Por esta razón, algunas personas nacen con ellos y otras nunca los tendrán, independientemente del ejercicio que realicen.
En muchos casos son más visibles cuando existe un porcentaje bajo de grasa corporal.
¿Son señal de buena salud?
Existe la creencia popular de que los hoyuelos lumbares son un indicador de buena condición física. Sin embargo, los especialistas explican que no existe evidencia científica que demuestre una relación directa entre tenerlos y poseer mejor salud.
Simplemente son una característica anatómica heredada.
Una persona puede tener excelente salud sin ellos, y alguien que los posea no necesariamente está en mejor condición física.
¿Se pueden obtener con ejercicio?
Esta es una de las preguntas más frecuentes.
La respuesta es que no pueden crearse mediante ejercicios específicos porque dependen principalmente de la estructura genética y anatómica.
Sin embargo, cuando una persona reduce su porcentaje de grasa corporal y desarrolla musculatura en la espalda y abdomen, los hoyuelos que ya posee pueden hacerse más visibles.
¿Por qué se llaman hoyuelos de Venus?
Su nombre proviene de Venus, la diosa romana asociada con la belleza y el amor.
Durante siglos han sido considerados un rasgo atractivo debido a su relación con la simetría corporal y ciertas proporciones físicas valoradas en distintas culturas.
¿Tienen alguna función especial?
No cumplen ninguna función fisiológica importante.
Simplemente representan una variación anatómica normal que aparece en algunas personas debido a la forma de su pelvis y la unión de los tejidos bajo la piel.

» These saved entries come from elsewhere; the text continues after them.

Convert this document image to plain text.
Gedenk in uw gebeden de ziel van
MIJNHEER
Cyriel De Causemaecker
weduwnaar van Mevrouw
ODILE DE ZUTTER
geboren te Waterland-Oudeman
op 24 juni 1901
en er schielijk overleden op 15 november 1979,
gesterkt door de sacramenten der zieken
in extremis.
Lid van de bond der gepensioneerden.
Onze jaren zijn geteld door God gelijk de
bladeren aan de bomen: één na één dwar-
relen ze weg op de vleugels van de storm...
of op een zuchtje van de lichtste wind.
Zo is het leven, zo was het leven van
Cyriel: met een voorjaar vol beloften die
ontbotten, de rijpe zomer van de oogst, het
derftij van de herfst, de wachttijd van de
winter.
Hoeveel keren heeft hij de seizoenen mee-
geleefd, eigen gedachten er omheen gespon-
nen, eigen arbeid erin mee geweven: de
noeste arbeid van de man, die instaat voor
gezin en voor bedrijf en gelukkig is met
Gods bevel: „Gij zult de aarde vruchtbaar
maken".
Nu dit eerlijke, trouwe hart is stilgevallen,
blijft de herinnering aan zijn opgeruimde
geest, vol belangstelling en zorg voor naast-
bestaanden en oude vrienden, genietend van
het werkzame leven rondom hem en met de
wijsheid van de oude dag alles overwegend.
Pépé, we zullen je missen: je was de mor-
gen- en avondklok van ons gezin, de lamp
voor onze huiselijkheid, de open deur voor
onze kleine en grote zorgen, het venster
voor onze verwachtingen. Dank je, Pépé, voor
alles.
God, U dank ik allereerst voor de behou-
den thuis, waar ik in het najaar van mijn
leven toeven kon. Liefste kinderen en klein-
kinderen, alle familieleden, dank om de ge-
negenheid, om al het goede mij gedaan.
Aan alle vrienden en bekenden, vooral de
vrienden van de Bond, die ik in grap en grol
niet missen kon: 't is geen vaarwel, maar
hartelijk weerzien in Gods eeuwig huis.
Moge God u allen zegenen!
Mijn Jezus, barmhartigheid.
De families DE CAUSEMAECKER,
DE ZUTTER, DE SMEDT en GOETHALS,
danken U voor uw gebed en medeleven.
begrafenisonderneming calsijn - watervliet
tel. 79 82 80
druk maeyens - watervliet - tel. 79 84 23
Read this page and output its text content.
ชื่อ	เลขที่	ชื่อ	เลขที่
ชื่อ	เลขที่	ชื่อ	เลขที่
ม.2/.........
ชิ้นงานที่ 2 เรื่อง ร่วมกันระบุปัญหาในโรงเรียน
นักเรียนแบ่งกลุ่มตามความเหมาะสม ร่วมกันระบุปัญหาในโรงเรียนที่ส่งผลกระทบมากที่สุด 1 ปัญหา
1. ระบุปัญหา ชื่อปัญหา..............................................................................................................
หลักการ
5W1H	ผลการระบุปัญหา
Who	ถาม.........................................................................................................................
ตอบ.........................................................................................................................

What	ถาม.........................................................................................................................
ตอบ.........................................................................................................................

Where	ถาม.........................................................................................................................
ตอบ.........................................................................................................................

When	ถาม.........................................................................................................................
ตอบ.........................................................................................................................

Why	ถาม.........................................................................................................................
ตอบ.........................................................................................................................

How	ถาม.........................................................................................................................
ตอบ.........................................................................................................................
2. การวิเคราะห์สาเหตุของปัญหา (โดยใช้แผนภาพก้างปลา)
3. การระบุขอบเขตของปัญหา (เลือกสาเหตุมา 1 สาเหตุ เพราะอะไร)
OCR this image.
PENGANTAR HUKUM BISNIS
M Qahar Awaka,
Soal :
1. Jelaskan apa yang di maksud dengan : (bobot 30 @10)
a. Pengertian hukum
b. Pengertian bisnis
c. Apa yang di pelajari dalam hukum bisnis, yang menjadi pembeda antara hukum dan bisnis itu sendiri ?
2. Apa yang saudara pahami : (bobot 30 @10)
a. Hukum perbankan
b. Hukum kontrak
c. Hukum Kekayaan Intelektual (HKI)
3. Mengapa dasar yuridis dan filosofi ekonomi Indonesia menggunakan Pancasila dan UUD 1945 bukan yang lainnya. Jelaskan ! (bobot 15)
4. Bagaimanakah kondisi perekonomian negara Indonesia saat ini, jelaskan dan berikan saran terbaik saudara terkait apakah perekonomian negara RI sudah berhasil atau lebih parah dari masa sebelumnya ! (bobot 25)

Por sí mismos no generan ventajas ni desventajas para el organismo.
¿Cuándo deberían preocupar?
Los hoyuelos lumbares normales no requieren ningún tratamiento médico.
Sin embargo, si aparecen de forma repentina, se acompañan de dolor intenso, inflamación o cambios extraños en la piel, es recomendable consultar a un profesional de la salud para descartar otras condiciones.
Conclusión
Los famosos hoyuelos de la espalda baja son una característica física completamente natural relacionada principalmente con la genética y la anatomía corporal.
Aunque muchas personas los consideran un rasgo atractivo, no representan una señal especial de salud ni pueden obtenerse únicamente mediante ejercicio. En la mayoría de los casos son simplemente una curiosa herencia genética que hace único a cada cuerpo.